ABSTRACT Mycobacterium abscessus causes chronic pulmonary infections that are extremely difficult to cure. The currently recommended combination therapy is associated with high failure rates and relapse. Tigecycline has been explored in salvage regimens, with a response rate of 43% in those who received at least a month of therapy. We performed a dose-response study in a hollow-fiber system model of pulmonary M. abscessus infection in which we recapitulated tigecycline human pulmonary concentration-time profiles of 8 different doses for 21 days. We identified the maximal kill or efficacy in CFU per milliliter and the ratio of the 0- to 24-h area under the concentration-time curve to MIC (AUC/MIC) associated with 80% efficacy (EC80). The tigecycline efficacy was 5.38 ± 2.35 log10 CFU/ml, and the drug achieved the unprecedented feat of a bacterial level of 1.0 log10 CFU/ml below the pretreatment inoculum (1-log kill) of M. abscessus in the hollow-fiber system. The EC80 AUC/MIC ratio was 36.65, while that for a 1-log kill was 44.6. Monte Carlo experiments with 10,000 patients were used to identify the clinical dose best able to achieve the EC80 or 1-log kill. The standard dose of 100 mg/day had a cumulative fraction of response of 51% for the EC80 and 46% for 1-log kill. For both the EC80 target and 1-log kill, the optimal tigecycline clinical dose was identified as 200 mg/day. The susceptibility breakpoint was ≤0.5 mg/liter. Tigecycline is the most active single agent evaluated to date, and we propose that 200 mg/day be examined as the backbone of new combination therapy regimens to replace current treatment.

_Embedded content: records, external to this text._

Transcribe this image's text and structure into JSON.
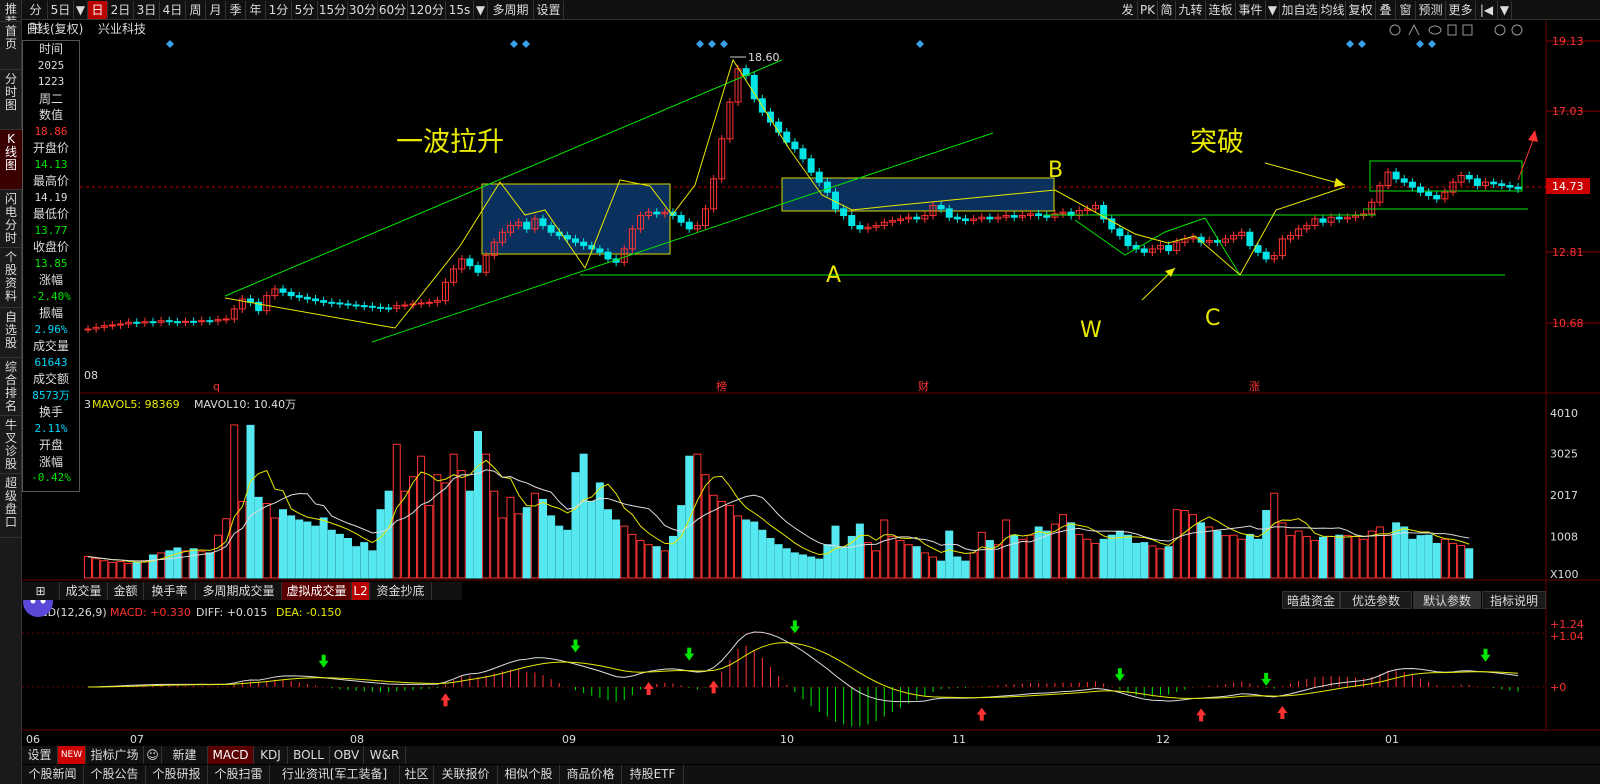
{
  "leftnav": [
    "推荐",
    "首页",
    "分时图",
    "K线图",
    "闪电分时",
    "个股资料",
    "自选股",
    "综合排名",
    "牛叉诊股",
    "超级盘口"
  ],
  "toolbar": {
    "left": [
      "分时",
      "5日",
      "▼",
      "日",
      "2日",
      "3日",
      "4日",
      "周",
      "月",
      "季",
      "年",
      "1分",
      "5分",
      "15分",
      "30分",
      "60分",
      "120分",
      "15s",
      "▼",
      "多周期",
      "设置"
    ],
    "right": [
      "发",
      "PK",
      "简",
      "九转",
      "连板",
      "事件",
      "▼",
      "加自选",
      "均线",
      "复权",
      "叠",
      "窗",
      "预测",
      "更多",
      "|◀",
      "▼"
    ]
  },
  "stock": {
    "title": "日线(复权)",
    "name": "兴业科技"
  },
  "sidepanel": [
    {
      "t": "时间",
      "c": "white"
    },
    {
      "t": "2025",
      "c": "white",
      "n": 1
    },
    {
      "t": "1223",
      "c": "white",
      "n": 1
    },
    {
      "t": "周二",
      "c": "white"
    },
    {
      "t": "数值",
      "c": "white"
    },
    {
      "t": "18.86",
      "c": "red",
      "n": 1
    },
    {
      "t": "开盘价",
      "c": "white"
    },
    {
      "t": "14.13",
      "c": "green",
      "n": 1
    },
    {
      "t": "最高价",
      "c": "white"
    },
    {
      "t": "14.19",
      "c": "white",
      "n": 1
    },
    {
      "t": "最低价",
      "c": "white"
    },
    {
      "t": "13.77",
      "c": "green",
      "n": 1
    },
    {
      "t": "收盘价",
      "c": "white"
    },
    {
      "t": "13.85",
      "c": "green",
      "n": 1
    },
    {
      "t": "涨幅",
      "c": "white"
    },
    {
      "t": "-2.40%",
      "c": "green",
      "n": 1
    },
    {
      "t": "振幅",
      "c": "white"
    },
    {
      "t": "2.96%",
      "c": "cyan",
      "n": 1
    },
    {
      "t": "成交量",
      "c": "white"
    },
    {
      "t": "61643",
      "c": "cyan",
      "n": 1
    },
    {
      "t": "成交额",
      "c": "white"
    },
    {
      "t": "8573万",
      "c": "cyan",
      "n": 1
    },
    {
      "t": "换手",
      "c": "white"
    },
    {
      "t": "2.11%",
      "c": "cyan",
      "n": 1
    },
    {
      "t": "开盘",
      "c": "white"
    },
    {
      "t": "涨幅",
      "c": "white"
    },
    {
      "t": "-0.42%",
      "c": "green",
      "n": 1
    }
  ],
  "price_axis": {
    "ticks": [
      "19.13",
      "17.03",
      "14.73",
      "12.81",
      "10.68"
    ],
    "current": "14.73",
    "high_label": "18.60",
    "first_date": "08"
  },
  "annotations": {
    "wave": "一波拉升",
    "breakout": "突破",
    "A": "A",
    "B": "B",
    "C": "C",
    "W": "W"
  },
  "event_marks": [
    "q",
    "榜",
    "财",
    "涨"
  ],
  "vol": {
    "legend1": "3",
    "ma5_label": "MAVOL5: 98369",
    "ma10_label": "MAVOL10: 10.40万",
    "axis": [
      "4010",
      "3025",
      "2017",
      "1008",
      "X100"
    ]
  },
  "subtabs": [
    "⊞",
    "成交量",
    "金额",
    "换手率",
    "多周期成交量",
    "虚拟成交量",
    "L2",
    "资金抄底"
  ],
  "macd": {
    "label": "CD(12,26,9)",
    "macd_v": "MACD: +0.330",
    "diff_v": "DIFF: +0.015",
    "dea_v": "DEA: -0.150",
    "axis": [
      "+1.24",
      "+1.04",
      "+0"
    ],
    "buttons": [
      "暗盘资金",
      "优选参数",
      "默认参数",
      "指标说明"
    ]
  },
  "months": [
    "06",
    "07",
    "08",
    "09",
    "10",
    "11",
    "12",
    "01"
  ],
  "bottomtabs": [
    "设置",
    "NEW",
    "指标广场",
    "☺",
    "新建",
    "MACD",
    "KDJ",
    "BOLL",
    "OBV",
    "W&R"
  ],
  "newsbar": [
    "个股新闻",
    "个股公告",
    "个股研报",
    "个股扫雷",
    "行业资讯[军工装备]",
    "社区",
    "关联报价",
    "相似个股",
    "商品价格",
    "持股ETF"
  ],
  "chart_data": {
    "type": "candlestick",
    "stock": "兴业科技",
    "x_months": [
      "06",
      "07",
      "08",
      "09",
      "10",
      "11",
      "12",
      "01"
    ],
    "closes": [
      10.5,
      10.55,
      10.6,
      10.62,
      10.65,
      10.7,
      10.68,
      10.72,
      10.7,
      10.75,
      10.72,
      10.7,
      10.73,
      10.72,
      10.75,
      10.74,
      10.78,
      10.8,
      11.1,
      11.4,
      11.3,
      11.05,
      11.5,
      11.7,
      11.6,
      11.5,
      11.45,
      11.4,
      11.35,
      11.3,
      11.28,
      11.25,
      11.22,
      11.2,
      11.18,
      11.15,
      11.13,
      11.12,
      11.2,
      11.22,
      11.25,
      11.28,
      11.3,
      11.35,
      11.9,
      12.3,
      12.6,
      12.4,
      12.2,
      12.7,
      13.1,
      13.4,
      13.6,
      13.7,
      13.5,
      13.8,
      13.6,
      13.4,
      13.3,
      13.2,
      13.1,
      13.0,
      12.9,
      12.8,
      12.6,
      12.5,
      12.9,
      13.5,
      13.9,
      14.0,
      13.95,
      14.0,
      13.9,
      13.7,
      13.5,
      13.6,
      14.1,
      15.0,
      16.2,
      17.3,
      18.3,
      18.1,
      17.4,
      17.0,
      16.7,
      16.4,
      16.1,
      15.9,
      15.6,
      15.2,
      14.9,
      14.6,
      14.1,
      13.9,
      13.6,
      13.5,
      13.55,
      13.6,
      13.7,
      13.75,
      13.8,
      13.85,
      13.8,
      13.9,
      14.2,
      14.1,
      13.85,
      13.8,
      13.75,
      13.8,
      13.85,
      13.8,
      13.85,
      13.9,
      13.85,
      13.9,
      13.95,
      13.9,
      13.85,
      13.95,
      14.0,
      13.9,
      14.05,
      14.1,
      14.2,
      13.8,
      13.5,
      13.3,
      13.0,
      12.9,
      12.8,
      12.9,
      13.0,
      12.85,
      13.1,
      13.2,
      13.25,
      13.1,
      13.15,
      13.1,
      13.2,
      13.3,
      13.4,
      13.0,
      12.8,
      12.6,
      12.7,
      13.2,
      13.3,
      13.5,
      13.6,
      13.8,
      13.7,
      13.85,
      13.8,
      13.85,
      13.9,
      13.95,
      14.3,
      14.8,
      15.2,
      15.0,
      14.9,
      14.75,
      14.6,
      14.5,
      14.4,
      14.6,
      14.9,
      15.1,
      15.0,
      14.8,
      14.9,
      14.85,
      14.8,
      14.75,
      14.7
    ],
    "volumes": [
      520,
      470,
      420,
      380,
      400,
      350,
      380,
      420,
      560,
      610,
      660,
      730,
      660,
      710,
      640,
      610,
      1040,
      1440,
      3720,
      1860,
      3710,
      1960,
      1810,
      1460,
      1660,
      1510,
      1410,
      1360,
      1260,
      1460,
      1160,
      1060,
      960,
      760,
      860,
      660,
      1660,
      2110,
      3250,
      2110,
      2460,
      2960,
      1760,
      2510,
      2310,
      3010,
      2610,
      2110,
      3560,
      3010,
      2110,
      1460,
      1960,
      1560,
      1710,
      2060,
      1910,
      1510,
      1260,
      1160,
      2560,
      3010,
      1860,
      2310,
      1660,
      1410,
      1260,
      1060,
      910,
      810,
      760,
      660,
      1010,
      1760,
      2960,
      3010,
      2510,
      2010,
      1860,
      1760,
      1510,
      1410,
      1360,
      1160,
      960,
      810,
      710,
      610,
      560,
      510,
      460,
      810,
      1260,
      760,
      1010,
      1310,
      860,
      660,
      1410,
      1010,
      910,
      810,
      760,
      610,
      510,
      410,
      1140,
      510,
      410,
      610,
      1110,
      910,
      810,
      1410,
      1040,
      940,
      1040,
      1240,
      1140,
      1310,
      1540,
      1340,
      1060,
      940,
      840,
      940,
      1040,
      1140,
      1040,
      840,
      860,
      780,
      710,
      760,
      1660,
      1640,
      1540,
      1340,
      1240,
      1140,
      1030,
      1040,
      940,
      1060,
      940,
      1640,
      2060,
      1340,
      1030,
      1140,
      1010,
      910,
      990,
      1010,
      1040,
      1030,
      1010,
      940,
      1140,
      1240,
      1040,
      1340,
      1240,
      940,
      1030,
      1040,
      840,
      940,
      840,
      790,
      710
    ],
    "ma_levels": {
      "box1_top": 14.0,
      "box1_bottom": 12.7,
      "box2_top": 14.2,
      "box2_bottom": 13.6,
      "support_A": 12.3,
      "high": 18.6
    }
  }
}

Moxifloxacin's Limited Efficacy in the Hollow-Fiber Model of Mycobacterium abscessus Disease

ABSTRACT Current regimens used to treat pulmonary Mycobacterium abscessus disease have limited efficacy. There is an urgent need for new drugs and optimized combinations and doses. We performed hollow-fiber-system studies in which M. abscessus was exposed to moxifloxacin lung concentration-time profiles similar to human doses of between 0 and 800 mg/day. The minimum bactericidal concentration and MIC were 8 and 2 mg/liter, respectively, in our M. abscessus strain, suggesting bactericidal activity. Measurement of the moxifloxacin concentrations in each hollow-fiber system revealed an elimination rate constant (kel) of 0.11 ± 0.05 h−1 (mean ± standard deviation) (half-life of 9.8 h). Inhibitory sigmoid maximal effect (Emax) modeling revealed that the highest Emax was 3.15 ± 1.84 log10 CFU/ml on day 3, and the exposure mediating 50% of Emax (EC50) was a 0- to 24-h area under the concentration time curve (AUC0–24)-to-MIC ratio of 41.99 ± 31.78 (r2 = 0.99). The EC80 was an AUC0–24/MIC ratio of 102.11. However, no moxifloxacin concentration killed the bacteria to burdens below the starting inoculum. There was regrowth beyond day 3 in all doses, with replacement by a resistant subpopulation that had an MIC of >32 mg/liter by the end of the experiment. A quadratic function best described the relationship between the AUC0–24/MIC ratio and the moxifloxacin-resistant subpopulation. Monte Carlo simulations of 10,000 patients revealed that the 400- to 800-mg/day doses would achieve or exceed the EC80 in ≤12.5% of patients. The moxifloxacin susceptibility breakpoint was 0.25 mg/liter, which means that almost all M. abscessus clinical strains are moxifloxacin resistant by these criteria. While moxifloxacins efficacy against M. abscessus was poor, formal combination therapy studies with moxifloxacin are still recommended.